Kolkata, July 5 (IANS) West Bengal Governor K.N. Tripathi on Wednesday said museums can no longer act as exalted custodians of the past and must reach out to the wider public.
“Museums in today’s world face many new challenges. In the 21st century, when the rapid advancement of technology has brought the whole world at our fingertips, museums can no longer act as exalted custodians of our past but they must reach out to the wider public and function as a space where one can educate himself in an attractive and engaging way,” Tripathi said in his address at the Indian Museum here during the launch of the book “Lives of Objects: Stories From the Indian Museum”.
He said the museums play a critically important complementary role to our schools, colleges and universities. “Especially, history whose visualisation we tend to miss in textbooks can really come alive through museum objects if their stories can be told well,” he said.

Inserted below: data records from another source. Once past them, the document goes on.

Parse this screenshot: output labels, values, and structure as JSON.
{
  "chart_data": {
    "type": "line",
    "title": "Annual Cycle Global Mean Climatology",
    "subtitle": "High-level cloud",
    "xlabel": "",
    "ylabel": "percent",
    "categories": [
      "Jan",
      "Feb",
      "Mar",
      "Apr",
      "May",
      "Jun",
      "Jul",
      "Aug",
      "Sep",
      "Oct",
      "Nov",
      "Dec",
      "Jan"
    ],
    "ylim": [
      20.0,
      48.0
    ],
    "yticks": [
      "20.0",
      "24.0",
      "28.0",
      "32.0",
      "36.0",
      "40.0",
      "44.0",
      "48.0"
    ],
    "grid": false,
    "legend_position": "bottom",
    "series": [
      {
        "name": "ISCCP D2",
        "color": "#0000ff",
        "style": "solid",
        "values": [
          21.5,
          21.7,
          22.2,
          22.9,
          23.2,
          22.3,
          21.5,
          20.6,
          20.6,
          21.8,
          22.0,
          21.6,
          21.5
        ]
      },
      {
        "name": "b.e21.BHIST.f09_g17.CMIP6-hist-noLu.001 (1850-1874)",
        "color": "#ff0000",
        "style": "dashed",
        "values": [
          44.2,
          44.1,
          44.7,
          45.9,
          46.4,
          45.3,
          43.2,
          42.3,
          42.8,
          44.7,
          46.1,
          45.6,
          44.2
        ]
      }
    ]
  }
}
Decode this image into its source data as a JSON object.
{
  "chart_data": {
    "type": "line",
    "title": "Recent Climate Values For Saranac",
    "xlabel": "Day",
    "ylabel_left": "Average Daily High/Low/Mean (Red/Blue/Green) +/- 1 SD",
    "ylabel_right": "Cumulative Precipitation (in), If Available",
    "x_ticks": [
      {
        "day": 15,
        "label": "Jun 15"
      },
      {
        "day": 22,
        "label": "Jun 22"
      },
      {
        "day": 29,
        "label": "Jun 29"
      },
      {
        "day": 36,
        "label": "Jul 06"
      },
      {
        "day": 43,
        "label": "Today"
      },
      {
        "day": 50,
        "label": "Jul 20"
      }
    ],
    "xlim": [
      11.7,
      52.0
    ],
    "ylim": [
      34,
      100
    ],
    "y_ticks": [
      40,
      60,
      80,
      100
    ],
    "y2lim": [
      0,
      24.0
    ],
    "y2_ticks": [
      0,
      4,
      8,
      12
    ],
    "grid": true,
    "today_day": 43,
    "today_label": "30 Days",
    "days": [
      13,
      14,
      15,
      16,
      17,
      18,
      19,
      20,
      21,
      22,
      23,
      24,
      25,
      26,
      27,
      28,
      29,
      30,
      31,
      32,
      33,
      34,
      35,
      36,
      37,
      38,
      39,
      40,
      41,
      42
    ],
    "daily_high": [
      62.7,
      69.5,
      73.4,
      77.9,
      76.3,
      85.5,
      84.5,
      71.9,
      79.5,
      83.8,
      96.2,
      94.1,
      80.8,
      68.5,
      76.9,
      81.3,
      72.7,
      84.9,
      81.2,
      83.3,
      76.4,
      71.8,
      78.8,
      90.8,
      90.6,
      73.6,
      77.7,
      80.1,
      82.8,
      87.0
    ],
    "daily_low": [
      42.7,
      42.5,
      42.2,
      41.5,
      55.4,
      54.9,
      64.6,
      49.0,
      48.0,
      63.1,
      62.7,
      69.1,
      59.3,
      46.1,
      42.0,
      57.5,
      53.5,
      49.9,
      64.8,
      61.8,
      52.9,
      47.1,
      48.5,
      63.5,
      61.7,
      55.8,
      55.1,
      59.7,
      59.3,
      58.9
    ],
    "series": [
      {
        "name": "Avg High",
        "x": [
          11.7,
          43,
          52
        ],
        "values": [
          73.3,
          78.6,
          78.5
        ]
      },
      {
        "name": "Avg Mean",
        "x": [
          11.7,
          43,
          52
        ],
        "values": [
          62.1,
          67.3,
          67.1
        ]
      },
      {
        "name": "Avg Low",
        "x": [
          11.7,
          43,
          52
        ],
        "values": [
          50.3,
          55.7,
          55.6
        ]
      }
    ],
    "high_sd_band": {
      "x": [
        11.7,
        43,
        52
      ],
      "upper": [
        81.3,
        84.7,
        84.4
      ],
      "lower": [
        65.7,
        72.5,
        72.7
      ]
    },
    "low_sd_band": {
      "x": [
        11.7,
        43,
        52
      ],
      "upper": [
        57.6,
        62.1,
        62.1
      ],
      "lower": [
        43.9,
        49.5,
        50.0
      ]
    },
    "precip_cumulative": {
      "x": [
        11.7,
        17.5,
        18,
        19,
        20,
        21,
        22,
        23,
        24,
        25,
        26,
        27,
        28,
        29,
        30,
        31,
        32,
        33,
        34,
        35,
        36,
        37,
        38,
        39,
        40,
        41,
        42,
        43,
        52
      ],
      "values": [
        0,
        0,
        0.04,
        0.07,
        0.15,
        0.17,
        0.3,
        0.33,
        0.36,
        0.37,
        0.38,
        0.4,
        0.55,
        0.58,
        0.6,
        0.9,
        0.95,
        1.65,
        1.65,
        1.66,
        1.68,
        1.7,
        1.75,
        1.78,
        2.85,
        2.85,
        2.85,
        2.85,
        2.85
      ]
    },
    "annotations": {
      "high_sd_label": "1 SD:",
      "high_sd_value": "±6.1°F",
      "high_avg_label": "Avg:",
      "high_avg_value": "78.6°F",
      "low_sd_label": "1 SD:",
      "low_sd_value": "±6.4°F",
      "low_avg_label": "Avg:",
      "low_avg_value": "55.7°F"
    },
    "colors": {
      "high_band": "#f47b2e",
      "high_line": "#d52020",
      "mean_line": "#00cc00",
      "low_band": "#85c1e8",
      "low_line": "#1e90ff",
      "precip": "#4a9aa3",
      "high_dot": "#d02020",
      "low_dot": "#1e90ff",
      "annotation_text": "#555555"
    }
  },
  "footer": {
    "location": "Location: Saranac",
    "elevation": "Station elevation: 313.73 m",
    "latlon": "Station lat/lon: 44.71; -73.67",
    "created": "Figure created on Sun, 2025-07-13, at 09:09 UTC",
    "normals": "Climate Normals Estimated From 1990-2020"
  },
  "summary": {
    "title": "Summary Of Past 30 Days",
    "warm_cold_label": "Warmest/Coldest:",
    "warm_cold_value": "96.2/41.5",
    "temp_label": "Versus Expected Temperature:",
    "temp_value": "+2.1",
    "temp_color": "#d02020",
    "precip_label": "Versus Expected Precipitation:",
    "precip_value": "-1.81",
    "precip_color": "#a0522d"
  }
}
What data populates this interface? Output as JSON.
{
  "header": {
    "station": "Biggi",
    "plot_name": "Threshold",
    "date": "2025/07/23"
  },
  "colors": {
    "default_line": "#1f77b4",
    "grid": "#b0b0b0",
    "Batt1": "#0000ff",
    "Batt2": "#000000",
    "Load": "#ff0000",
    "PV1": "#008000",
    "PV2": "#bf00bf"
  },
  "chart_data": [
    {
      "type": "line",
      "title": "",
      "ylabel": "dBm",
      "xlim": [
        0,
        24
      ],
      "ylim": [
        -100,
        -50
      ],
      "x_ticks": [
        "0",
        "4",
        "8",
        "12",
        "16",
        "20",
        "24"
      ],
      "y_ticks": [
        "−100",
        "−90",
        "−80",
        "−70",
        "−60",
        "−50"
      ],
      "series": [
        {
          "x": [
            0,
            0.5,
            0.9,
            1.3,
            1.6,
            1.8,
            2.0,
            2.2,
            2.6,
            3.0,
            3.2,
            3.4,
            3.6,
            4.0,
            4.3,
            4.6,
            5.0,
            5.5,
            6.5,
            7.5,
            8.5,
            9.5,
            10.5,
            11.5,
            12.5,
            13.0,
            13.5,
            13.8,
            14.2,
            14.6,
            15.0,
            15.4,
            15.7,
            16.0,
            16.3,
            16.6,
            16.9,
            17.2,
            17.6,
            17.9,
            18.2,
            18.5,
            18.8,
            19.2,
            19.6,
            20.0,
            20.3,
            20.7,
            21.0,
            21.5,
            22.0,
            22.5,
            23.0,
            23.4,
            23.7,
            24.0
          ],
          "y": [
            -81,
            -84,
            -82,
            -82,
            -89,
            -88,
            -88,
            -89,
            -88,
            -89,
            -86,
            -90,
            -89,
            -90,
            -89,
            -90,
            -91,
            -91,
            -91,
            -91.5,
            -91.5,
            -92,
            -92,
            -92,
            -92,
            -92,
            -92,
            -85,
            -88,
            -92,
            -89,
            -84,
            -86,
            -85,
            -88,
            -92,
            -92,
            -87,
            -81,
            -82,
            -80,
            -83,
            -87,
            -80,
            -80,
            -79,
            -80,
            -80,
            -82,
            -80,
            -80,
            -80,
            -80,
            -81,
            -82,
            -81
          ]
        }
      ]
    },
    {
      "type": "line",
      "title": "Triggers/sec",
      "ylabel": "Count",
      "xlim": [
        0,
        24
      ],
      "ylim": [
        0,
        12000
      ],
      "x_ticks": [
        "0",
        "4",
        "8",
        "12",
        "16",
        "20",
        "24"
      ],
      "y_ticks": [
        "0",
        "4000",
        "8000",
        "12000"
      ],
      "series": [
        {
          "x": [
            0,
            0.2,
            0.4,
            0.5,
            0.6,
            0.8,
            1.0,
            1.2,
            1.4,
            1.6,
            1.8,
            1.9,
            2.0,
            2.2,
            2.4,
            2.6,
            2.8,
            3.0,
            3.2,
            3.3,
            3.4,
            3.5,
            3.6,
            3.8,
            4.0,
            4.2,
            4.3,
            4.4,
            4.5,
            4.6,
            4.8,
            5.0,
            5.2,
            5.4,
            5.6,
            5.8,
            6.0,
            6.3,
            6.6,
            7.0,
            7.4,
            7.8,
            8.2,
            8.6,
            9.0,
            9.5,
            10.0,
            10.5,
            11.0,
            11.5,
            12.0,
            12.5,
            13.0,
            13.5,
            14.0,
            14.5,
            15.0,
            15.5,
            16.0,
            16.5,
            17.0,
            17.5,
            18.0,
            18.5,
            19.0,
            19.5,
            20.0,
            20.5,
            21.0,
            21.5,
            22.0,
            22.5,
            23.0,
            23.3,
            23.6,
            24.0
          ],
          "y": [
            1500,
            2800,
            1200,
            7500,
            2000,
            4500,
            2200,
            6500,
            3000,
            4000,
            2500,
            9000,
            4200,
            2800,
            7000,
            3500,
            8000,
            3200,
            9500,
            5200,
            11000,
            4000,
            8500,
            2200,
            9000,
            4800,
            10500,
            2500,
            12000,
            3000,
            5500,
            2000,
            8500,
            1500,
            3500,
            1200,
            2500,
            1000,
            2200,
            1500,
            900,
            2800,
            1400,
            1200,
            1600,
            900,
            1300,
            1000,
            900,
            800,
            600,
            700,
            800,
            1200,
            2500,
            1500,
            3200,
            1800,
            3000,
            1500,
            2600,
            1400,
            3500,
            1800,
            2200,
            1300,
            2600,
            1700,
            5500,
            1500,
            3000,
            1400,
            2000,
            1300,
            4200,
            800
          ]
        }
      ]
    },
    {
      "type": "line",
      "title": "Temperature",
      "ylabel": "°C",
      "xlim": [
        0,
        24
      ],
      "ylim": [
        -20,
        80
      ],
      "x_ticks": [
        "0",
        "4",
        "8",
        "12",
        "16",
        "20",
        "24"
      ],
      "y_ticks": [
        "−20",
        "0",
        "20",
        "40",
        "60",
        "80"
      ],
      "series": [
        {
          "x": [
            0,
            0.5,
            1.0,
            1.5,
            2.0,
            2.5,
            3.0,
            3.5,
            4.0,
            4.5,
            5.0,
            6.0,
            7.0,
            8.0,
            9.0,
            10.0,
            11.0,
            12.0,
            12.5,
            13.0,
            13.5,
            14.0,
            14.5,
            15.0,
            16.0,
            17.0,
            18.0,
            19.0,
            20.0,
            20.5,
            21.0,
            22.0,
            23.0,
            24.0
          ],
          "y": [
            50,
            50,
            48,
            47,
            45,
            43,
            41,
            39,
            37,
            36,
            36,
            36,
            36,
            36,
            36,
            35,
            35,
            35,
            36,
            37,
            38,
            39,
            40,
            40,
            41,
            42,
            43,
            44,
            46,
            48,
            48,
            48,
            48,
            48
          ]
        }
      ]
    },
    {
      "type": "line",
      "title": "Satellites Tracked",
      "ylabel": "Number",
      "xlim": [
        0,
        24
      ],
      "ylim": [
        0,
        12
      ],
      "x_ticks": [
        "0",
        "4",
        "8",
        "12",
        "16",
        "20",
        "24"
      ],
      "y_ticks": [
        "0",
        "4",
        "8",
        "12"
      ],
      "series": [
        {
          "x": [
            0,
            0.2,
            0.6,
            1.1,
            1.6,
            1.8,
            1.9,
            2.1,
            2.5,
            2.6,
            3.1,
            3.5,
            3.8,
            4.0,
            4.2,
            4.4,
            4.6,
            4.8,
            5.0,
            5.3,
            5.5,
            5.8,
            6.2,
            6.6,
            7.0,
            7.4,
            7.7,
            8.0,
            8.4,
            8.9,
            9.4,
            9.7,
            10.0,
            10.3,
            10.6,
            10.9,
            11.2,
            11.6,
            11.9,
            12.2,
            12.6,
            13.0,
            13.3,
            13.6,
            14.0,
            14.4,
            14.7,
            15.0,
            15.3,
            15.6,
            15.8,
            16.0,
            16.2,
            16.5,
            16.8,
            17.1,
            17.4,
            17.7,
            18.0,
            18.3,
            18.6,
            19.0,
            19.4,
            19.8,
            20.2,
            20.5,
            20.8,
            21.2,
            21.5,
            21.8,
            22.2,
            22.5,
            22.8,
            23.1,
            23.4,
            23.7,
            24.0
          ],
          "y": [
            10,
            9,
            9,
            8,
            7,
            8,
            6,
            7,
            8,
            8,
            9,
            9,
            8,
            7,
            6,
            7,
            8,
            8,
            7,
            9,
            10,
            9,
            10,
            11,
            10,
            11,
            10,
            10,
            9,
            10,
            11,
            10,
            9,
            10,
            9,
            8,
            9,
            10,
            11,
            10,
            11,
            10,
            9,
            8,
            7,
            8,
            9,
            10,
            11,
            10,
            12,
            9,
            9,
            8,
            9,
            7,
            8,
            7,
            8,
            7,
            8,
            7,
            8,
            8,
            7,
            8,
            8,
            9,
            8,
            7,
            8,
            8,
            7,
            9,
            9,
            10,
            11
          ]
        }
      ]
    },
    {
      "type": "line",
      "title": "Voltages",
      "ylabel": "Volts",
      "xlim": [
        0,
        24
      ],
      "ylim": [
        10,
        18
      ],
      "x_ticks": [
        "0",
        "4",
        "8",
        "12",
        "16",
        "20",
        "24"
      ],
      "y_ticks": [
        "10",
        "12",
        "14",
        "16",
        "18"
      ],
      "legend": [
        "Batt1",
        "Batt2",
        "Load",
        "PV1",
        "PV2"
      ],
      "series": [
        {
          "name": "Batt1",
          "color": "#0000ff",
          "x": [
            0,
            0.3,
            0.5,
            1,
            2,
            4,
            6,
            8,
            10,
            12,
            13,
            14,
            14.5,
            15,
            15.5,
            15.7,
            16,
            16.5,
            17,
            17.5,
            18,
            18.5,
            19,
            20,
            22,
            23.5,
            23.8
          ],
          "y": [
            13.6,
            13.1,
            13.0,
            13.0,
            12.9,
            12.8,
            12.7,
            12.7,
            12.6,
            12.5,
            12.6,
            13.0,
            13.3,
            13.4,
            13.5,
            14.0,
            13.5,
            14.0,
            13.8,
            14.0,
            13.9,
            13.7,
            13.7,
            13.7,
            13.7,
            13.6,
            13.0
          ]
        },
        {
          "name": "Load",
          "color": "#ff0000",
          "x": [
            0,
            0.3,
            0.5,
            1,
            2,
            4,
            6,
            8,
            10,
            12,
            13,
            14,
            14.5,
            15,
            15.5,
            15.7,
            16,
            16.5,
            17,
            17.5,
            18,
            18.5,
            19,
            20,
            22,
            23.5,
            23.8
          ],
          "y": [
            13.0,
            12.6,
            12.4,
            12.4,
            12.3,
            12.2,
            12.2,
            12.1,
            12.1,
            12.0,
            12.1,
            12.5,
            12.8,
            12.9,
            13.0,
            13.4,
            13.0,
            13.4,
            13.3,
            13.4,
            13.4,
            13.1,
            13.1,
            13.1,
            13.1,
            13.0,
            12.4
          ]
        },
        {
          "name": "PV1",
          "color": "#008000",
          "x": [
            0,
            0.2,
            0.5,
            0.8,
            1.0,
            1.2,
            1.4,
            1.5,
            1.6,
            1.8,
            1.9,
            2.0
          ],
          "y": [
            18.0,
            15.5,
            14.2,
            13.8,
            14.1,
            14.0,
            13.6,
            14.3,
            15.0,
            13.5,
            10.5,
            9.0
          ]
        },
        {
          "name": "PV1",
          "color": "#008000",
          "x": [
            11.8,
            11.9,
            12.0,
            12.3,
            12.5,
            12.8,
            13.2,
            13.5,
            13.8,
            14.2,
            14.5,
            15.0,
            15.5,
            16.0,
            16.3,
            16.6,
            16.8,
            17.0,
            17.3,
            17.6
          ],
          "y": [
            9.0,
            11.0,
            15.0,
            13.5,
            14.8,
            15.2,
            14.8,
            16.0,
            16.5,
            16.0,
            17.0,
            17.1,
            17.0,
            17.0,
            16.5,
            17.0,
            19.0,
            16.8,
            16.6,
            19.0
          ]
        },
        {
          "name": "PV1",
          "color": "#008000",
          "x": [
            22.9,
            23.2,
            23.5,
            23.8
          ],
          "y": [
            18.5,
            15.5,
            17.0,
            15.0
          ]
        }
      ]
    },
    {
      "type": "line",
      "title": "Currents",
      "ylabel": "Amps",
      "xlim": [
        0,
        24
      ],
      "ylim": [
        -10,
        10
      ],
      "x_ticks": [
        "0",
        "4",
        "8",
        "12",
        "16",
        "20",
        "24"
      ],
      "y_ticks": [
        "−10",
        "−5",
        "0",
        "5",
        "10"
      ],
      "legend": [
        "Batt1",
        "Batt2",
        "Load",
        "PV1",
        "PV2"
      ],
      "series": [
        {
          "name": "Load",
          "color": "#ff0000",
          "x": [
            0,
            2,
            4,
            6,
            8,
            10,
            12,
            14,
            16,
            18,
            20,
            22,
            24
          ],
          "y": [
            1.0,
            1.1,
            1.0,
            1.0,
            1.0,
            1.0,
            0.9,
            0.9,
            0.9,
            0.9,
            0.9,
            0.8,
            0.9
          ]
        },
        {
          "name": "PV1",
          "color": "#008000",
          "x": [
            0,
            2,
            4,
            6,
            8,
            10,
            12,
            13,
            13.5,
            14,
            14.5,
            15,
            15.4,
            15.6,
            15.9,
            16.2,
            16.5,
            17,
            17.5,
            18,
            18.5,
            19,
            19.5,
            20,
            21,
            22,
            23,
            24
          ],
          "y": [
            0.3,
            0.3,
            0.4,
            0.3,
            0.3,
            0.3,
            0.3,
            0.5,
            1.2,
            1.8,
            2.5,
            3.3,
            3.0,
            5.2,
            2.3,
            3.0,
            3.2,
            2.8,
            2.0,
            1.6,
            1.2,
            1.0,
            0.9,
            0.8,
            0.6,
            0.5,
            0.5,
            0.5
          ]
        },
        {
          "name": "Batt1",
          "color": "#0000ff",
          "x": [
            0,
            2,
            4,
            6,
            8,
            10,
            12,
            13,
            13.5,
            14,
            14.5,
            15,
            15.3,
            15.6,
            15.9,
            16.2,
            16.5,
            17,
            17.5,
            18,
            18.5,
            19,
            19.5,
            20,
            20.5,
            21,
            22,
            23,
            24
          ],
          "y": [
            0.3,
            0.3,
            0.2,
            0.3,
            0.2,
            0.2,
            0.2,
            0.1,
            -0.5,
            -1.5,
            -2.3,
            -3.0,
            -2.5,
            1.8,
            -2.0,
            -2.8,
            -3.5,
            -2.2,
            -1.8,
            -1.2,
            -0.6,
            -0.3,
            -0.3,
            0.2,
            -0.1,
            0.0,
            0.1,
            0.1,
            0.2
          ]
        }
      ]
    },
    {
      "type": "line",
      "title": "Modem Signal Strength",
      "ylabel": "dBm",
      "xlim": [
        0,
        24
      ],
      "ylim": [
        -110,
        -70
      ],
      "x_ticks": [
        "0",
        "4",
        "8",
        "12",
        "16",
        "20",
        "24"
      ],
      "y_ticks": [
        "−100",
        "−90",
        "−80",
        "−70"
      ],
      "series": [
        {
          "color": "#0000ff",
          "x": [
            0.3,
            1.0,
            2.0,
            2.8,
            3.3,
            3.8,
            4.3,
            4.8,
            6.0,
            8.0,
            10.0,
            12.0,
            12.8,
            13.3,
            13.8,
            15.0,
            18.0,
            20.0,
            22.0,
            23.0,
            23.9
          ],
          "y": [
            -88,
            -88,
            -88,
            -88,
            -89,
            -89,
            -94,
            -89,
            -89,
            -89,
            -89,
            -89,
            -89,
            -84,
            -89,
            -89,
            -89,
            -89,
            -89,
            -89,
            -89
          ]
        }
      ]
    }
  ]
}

Tripathi, who is the Chairman of the Board of Trustees of the Indian Museum, said museums should narrate the story of India in an interesting way.
“Our museums can and should, thus, function as visual and educational spaces in which story of India can be told in an interesting way. I am glad to observe that the Indian Museum has sought to do this through its permanent displays and temporary exhibitions and various outreach and public programmes,” he said, adding the trustees fully support the museum in its endeavours.
Founded in 1814 at the Asiatic Society of Bengal (now the Asiatic Society), Indian Museum is the oldest and the largest multipurpose museum in the Asia-Pacific region.